## Adding Party Affiliation to Speakers

In [3]:
import pandas as pd
import os
import re
import requests
import json
from io import StringIO

### Read in processed speeches and state abbreviations

In [5]:
df = pd.read_csv('Results/All_speeches_labelled.csv')
abrv = pd.read_csv("Results/year_names/state_abrv.csv")

### This process was performed manually for each year after iterative key matching

In [1085]:
cong = 102 # Congress to perform matching on

# original subset
oFrame = df.loc[df.congress == cong]

# take relevant data and transform state names to abbreviations
Frame = oFrame.groupby('speaker',as_index=False).first()[['speaker','first_name','last_name','state_x','gender']]
Frame = Frame.merge(abrv[['State','Postal']],left_on='state_x',right_on='State',how='left')


# access ProPublica House Member Database
rq = requests.get(f'https://api.propublica.org/congress/v1/{cong}/house/members.json',
                  headers={"X-API-Key":'WDmcjspeHVFMDSmrIZ3NV2gKAESs5vldAS8rz3X6'})
ref = pd.DataFrame(json.loads(rq.text)['results'][0]['members'])

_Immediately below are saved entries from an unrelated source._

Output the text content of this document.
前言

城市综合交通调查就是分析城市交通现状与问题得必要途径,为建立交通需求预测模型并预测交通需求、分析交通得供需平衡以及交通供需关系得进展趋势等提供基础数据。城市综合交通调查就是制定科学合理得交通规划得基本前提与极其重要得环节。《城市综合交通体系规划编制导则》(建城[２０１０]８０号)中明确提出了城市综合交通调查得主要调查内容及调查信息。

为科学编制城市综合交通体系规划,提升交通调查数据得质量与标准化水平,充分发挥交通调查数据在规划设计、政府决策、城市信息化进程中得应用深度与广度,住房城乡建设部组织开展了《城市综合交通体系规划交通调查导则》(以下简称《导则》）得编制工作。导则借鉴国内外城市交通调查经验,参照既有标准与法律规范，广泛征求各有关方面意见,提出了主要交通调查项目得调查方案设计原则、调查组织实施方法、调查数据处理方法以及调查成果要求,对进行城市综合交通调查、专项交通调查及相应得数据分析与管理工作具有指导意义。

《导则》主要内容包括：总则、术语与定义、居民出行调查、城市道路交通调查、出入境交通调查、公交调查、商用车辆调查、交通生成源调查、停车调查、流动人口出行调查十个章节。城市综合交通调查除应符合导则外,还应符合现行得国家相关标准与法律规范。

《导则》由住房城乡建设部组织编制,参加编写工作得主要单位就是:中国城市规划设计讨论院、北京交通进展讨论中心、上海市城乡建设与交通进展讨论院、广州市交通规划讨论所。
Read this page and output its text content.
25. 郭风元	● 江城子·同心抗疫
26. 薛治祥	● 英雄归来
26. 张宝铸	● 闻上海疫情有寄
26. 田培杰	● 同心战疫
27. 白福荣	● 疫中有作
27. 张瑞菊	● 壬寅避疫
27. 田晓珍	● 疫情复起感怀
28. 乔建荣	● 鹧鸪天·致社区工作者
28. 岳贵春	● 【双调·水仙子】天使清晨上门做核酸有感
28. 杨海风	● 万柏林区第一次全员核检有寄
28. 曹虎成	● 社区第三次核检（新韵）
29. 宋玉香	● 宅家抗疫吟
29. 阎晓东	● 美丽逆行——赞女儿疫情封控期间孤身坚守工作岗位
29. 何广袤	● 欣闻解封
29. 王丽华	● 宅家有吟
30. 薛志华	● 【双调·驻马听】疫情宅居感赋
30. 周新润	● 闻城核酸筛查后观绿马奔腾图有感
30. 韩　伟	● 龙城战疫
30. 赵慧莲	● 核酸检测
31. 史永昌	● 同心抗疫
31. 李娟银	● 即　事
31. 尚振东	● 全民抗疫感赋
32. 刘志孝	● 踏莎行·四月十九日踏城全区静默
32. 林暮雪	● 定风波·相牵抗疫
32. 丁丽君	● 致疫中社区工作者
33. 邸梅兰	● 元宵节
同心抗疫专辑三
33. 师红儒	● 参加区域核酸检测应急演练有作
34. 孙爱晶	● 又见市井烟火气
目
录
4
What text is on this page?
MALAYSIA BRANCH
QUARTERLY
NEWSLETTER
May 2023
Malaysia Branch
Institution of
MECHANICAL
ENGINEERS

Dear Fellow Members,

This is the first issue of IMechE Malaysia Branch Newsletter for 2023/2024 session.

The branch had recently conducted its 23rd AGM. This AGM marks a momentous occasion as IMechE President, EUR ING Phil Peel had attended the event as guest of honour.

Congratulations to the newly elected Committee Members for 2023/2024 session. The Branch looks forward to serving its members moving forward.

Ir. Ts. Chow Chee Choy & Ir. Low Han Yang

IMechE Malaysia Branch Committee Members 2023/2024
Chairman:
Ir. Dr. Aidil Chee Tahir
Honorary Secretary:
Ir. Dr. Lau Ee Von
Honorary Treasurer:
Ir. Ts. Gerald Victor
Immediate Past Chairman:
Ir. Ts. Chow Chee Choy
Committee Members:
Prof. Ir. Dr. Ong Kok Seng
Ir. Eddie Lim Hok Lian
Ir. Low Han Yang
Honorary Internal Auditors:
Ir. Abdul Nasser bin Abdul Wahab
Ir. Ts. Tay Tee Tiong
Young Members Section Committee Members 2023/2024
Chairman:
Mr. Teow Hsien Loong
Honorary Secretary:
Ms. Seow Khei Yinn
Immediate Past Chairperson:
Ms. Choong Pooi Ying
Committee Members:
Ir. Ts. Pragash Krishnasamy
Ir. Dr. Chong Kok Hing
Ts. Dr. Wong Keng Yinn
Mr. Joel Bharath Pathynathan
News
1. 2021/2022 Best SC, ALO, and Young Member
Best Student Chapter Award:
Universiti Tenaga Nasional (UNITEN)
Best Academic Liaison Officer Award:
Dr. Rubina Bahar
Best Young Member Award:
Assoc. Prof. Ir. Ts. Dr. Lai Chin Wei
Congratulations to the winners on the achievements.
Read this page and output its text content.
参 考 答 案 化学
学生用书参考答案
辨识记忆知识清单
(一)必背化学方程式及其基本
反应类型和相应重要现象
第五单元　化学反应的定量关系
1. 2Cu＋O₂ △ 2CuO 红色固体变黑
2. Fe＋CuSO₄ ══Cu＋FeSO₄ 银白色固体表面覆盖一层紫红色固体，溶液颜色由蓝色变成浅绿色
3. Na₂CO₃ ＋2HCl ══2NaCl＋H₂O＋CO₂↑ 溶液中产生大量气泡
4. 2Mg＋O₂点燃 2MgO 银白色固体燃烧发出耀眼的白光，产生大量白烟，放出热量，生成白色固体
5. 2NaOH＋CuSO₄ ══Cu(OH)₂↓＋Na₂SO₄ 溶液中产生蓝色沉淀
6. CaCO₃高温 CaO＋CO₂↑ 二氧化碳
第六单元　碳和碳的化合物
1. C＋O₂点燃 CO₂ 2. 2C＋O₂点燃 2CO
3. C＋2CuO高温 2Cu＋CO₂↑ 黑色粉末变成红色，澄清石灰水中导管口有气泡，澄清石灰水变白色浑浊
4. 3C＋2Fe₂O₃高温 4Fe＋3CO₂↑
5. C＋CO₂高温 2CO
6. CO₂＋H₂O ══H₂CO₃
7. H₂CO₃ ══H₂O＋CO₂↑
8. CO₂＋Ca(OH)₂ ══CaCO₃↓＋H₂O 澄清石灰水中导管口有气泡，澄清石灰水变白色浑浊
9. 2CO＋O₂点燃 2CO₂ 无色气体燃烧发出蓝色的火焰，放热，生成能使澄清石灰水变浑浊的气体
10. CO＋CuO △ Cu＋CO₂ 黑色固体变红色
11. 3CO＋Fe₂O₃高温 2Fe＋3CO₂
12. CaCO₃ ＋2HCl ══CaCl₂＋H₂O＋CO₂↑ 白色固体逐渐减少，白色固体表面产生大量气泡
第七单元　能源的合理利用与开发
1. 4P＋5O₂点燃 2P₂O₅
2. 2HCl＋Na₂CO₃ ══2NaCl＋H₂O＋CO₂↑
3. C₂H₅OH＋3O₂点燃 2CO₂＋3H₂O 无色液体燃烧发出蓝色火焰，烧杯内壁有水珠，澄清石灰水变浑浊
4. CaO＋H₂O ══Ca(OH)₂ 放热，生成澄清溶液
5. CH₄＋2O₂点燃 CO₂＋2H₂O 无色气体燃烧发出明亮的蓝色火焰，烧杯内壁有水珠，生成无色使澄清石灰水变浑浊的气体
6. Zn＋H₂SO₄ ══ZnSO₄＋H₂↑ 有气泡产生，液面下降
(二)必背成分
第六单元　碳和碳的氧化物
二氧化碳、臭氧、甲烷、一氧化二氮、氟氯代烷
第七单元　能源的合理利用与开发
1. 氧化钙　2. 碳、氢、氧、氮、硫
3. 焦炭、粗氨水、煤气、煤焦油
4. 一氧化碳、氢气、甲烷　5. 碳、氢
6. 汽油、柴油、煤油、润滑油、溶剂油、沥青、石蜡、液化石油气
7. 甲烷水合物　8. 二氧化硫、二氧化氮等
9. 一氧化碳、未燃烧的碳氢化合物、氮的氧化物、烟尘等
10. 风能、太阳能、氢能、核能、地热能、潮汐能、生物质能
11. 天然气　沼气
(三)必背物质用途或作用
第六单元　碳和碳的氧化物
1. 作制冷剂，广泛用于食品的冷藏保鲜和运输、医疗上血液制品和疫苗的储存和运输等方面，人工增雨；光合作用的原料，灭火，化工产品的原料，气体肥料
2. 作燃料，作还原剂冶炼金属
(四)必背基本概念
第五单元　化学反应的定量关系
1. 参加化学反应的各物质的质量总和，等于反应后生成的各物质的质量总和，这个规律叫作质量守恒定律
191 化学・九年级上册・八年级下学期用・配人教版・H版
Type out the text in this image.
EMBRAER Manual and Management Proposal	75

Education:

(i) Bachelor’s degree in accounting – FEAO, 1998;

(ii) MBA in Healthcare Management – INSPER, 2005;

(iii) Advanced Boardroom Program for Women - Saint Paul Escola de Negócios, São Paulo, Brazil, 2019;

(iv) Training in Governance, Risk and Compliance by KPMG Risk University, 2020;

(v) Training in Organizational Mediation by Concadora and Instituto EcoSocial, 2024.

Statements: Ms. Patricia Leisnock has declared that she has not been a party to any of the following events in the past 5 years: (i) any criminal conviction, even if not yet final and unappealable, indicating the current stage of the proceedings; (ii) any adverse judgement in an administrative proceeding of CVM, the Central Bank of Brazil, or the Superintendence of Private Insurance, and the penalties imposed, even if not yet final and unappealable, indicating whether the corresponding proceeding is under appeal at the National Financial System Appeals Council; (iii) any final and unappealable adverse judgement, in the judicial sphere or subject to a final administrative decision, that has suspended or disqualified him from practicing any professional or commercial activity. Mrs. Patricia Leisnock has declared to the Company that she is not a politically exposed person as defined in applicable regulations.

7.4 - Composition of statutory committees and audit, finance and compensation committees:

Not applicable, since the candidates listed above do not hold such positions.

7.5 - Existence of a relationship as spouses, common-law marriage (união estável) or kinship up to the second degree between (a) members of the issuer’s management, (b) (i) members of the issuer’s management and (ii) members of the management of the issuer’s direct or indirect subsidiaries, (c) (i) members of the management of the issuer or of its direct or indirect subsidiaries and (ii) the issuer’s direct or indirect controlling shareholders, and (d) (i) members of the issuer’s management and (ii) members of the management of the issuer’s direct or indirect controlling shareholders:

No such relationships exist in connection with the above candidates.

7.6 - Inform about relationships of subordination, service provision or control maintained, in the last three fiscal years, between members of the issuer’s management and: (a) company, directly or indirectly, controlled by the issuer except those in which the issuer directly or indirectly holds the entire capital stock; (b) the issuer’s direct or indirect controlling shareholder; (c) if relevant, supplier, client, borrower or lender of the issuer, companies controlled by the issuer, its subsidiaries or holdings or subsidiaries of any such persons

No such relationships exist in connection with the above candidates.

# extract relevant information and make unique representative identifier
ref = ref[['last_name','first_name','party','state','gender']]
ref['unique_ID'] = ref.apply(lambda x:' '.join([x.first_name,x.last_name,x.state]),1)

# CapitalCase all names to match with record
ref['last_name'] = ref.last_name.str.upper() 
ref['first_name'] = ref.first_name.str.upper()

# Iterative key matching
Name_dict = {}
for i,j in Frame.iterrows():
    sub_ref = ref.loc[ref.last_name == j.last_name]
    if len(sub_ref) > 1: # if more than one match after last name go to state
        sub_ref = sub_ref.loc[sub_ref.state == j.Postal]
        if len(sub_ref) > 1: # if more than one match after state go to gender
            sub_ref = sub_ref.loc[sub_ref.gender == j.gender]
            if len(sub_ref) > 1: # if more than one match after gender go to first name
                sub_ref = sub_ref.loc[sub_ref.first_name == j.first_name] 
    
    # if there are no records, add a blank line for manual coding later
    if len(sub_ref) == 0:
        sub_ref = pd.DataFrame([{"speaker":j.speaker}])
    else:
        sub_ref = sub_ref.reset_index()
        sub_ref['speaker'] = j.speaker
    Name_dict[j.speaker] = sub_ref

# record Keeping and output
longer = []
Results = []
for val in Name_dict.values():
    if len(val) == 1:
        Results.append(val)
    if len(val) > 1:
        longer.append(val)
Result_df = pd.concat(Results)

print("Total Number from Ref - ",len(ref))
print("Single Found - ",len(Result_df.unique_ID.unique()))
print("\nNone Found - ",sum(Result_df.last_name.isnull()))
print('Multiple Found - ',len(longer))

Result_df.to_csv(f'Results/year_names/{cong}_.csv')

100%|██████████| 805/805 [00:23<00:00, 34.80it/s]


original DF length was - 40363
removed 7282 or 0.180413


# Put it all back together

In [1]:
Cleaned = []
for cong in range(98,115):
    sub_df = df.loc[df.congress == cong]
    ref_df = pd.read_csv(f'Results/year_names/{cong}_.csv')
    ref_df = ref_df[['unique_ID','party','gender','speaker']]
    merged = sub_df.merge(ref_df,on='speaker',how='left')
    Cleaned.append(merged)
    
Final = pd.concat(Cleaned)

Final = Final.drop(['Unnamed: 0','Unnamed: 0.1','Unnamed: 0.1.1','state_y',
 'name','party_x', 'chamber_y', 'year_x', 'party_y', 'gender_x', 'int_year'],1)

Final.columns = ['speech_id','speech_text', 'chamber', 'date', 'number_within_file',
 'speaker', 'first_name', 'last_name', 'state', 'line_start', 'line_end', 'file',
 'char_count', 'word_count', 'speech_processed', 'congress', 'window_topic_id',
 'topic_weight', 'year', 'topic_id', 'dynamic_label', 'unique_ID', 'party', 'gender']

Final.to_csv('Results/All_speeches_labelled.csv')